Monday, May 25, 2020

Twenty Years of Golfin'

It was twenty years ago today, May 25, 2000, that I took delivery of my first new car, a 2000 Volkswagen Golf, fourth generation.  I got it in indigo blue, as seen below.
Since then, I have gotten a second Golf - a 2012 model, sixth generation.  Still in good shape after more than eight years.
Strictly speaking, anything I write about the Volkswagen Golf should be on my Golf blog. even if that blog is specifically about the eighth-generation model, but this time it's personal.  I have an emotional connection to the Golf, just like most people around the world have.  It's practical, efficient, and fun, and it performs and handles ever than most compact cars and as well as some sports cars.  It's a car that fits my independent spirit, and I find pleasure in driving a Golf even when in heavy traffic or making mundane trips to the store.  I obviously enjoy taking it on road trips, as it makes the journey as entertaining as the destination.  During this pandemic, I make fewer trips than I normally do, and I savor any chance to drive it, even if it's just to go across town to mail something at the post office.  I felt a connection to my maternal grandfather, who loved cars and loved to drive, the day I got my first Golf.  It was thirty years to the day after he died.
The Golf is an everyman's car, and an everyman's car that delivers the  sophisticated ride and engineering usually associated with more expensive cars.  As Scott Keogh, the current CEO of Volkswagen of America, says,  Volkswagen has "always been the people's brand, which means it's accessible. It's available. It's approachable. And the fact that you could get great technology and great quality at this great approachable people's price. That's the core of Volkswagen."
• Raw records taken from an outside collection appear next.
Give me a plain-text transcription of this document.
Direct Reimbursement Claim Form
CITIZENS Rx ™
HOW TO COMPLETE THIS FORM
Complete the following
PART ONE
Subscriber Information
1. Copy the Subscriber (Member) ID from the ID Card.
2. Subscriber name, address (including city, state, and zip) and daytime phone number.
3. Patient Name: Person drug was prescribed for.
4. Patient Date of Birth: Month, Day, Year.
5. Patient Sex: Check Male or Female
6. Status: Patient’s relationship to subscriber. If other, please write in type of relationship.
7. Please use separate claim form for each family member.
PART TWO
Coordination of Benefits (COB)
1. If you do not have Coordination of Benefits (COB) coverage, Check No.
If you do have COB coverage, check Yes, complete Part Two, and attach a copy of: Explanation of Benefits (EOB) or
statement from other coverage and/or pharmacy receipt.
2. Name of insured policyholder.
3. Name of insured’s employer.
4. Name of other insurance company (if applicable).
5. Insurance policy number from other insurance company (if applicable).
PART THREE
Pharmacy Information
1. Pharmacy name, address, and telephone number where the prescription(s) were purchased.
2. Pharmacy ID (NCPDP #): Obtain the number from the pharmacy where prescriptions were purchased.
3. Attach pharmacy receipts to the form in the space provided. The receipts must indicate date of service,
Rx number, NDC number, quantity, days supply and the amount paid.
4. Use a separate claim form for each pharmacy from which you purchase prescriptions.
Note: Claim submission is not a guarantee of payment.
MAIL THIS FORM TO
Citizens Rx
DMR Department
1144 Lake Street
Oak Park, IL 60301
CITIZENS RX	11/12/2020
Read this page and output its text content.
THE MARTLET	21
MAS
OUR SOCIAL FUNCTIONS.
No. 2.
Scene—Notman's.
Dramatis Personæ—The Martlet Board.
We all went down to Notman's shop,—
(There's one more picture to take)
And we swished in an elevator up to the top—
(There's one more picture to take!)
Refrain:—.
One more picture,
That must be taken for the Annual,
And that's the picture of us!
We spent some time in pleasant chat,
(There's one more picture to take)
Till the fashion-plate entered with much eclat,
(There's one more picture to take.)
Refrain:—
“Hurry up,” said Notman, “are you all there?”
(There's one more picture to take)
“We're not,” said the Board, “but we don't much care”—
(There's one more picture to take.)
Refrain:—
And yet, mouthed piety aside, Volkswagen of America has apparently decided not to offer the base version of the eighth-generation Golf (below) for sale in the United States.
Despite the popularity of SUVs and the general disregard for hatchbacks in this country, Volkswagen loyalists have remained committed to the Golf for years, even if the causal customers Volkswagen of America has been chasing for so long have not.  It is true that VW sold only five thousand units of the outgoing seventh-generation Golf in 2019, but sales of the car have always bounced back strongly when a new generation of the model is introduced.  It appeals to the core of VW customers - the same VW customers like myself, the die-hard loyalists have kept VW in business in the U.S. at times when it was tottering on the edge of irrelevance, or even leaving the U.S. market together.  We still appreciate the practicality and the fun of Volkswagen's universal hatchback, even if other Americans don't.
My devotion to the Golf is strong and ongoing, after two decades of owning two of them.  So I regard Volkswagen's decision to sell only the more prohibitively expensive GTI and R performance variants of the Mark 8 Golf in this country as a slap in the face, especially when Volkswagen of America is pushing more crossovers and sport utility vehicles to pander to mass American tastes while leaving us core VW customers with even fewer choices of the sorts of European-style cars we want.  Not just with the loss of the base Golf, but also with the inability to buy the Golf-sized ID.3 electric hatchback.  This is all unacceptable.  This is not the Volkswagen of America that existed two decades ago, when I bought my first new car, my first liquid-cooled VW and my first Golf.  Volkswagen of America's turn to mass American taste violates the spirit of the brand, as Jamie Kitman explains so brilliantly in this article from the September 2019 issue of Automobile magazine.
I will remain a Volkswagen customer.  I will take my car to my dealer for service and replace mechanical and cosmetic parts when necessary to keep my car in tip-top shape.  But until I can buy a base Golf again, I will not buy a new Volkswagen now or in the future.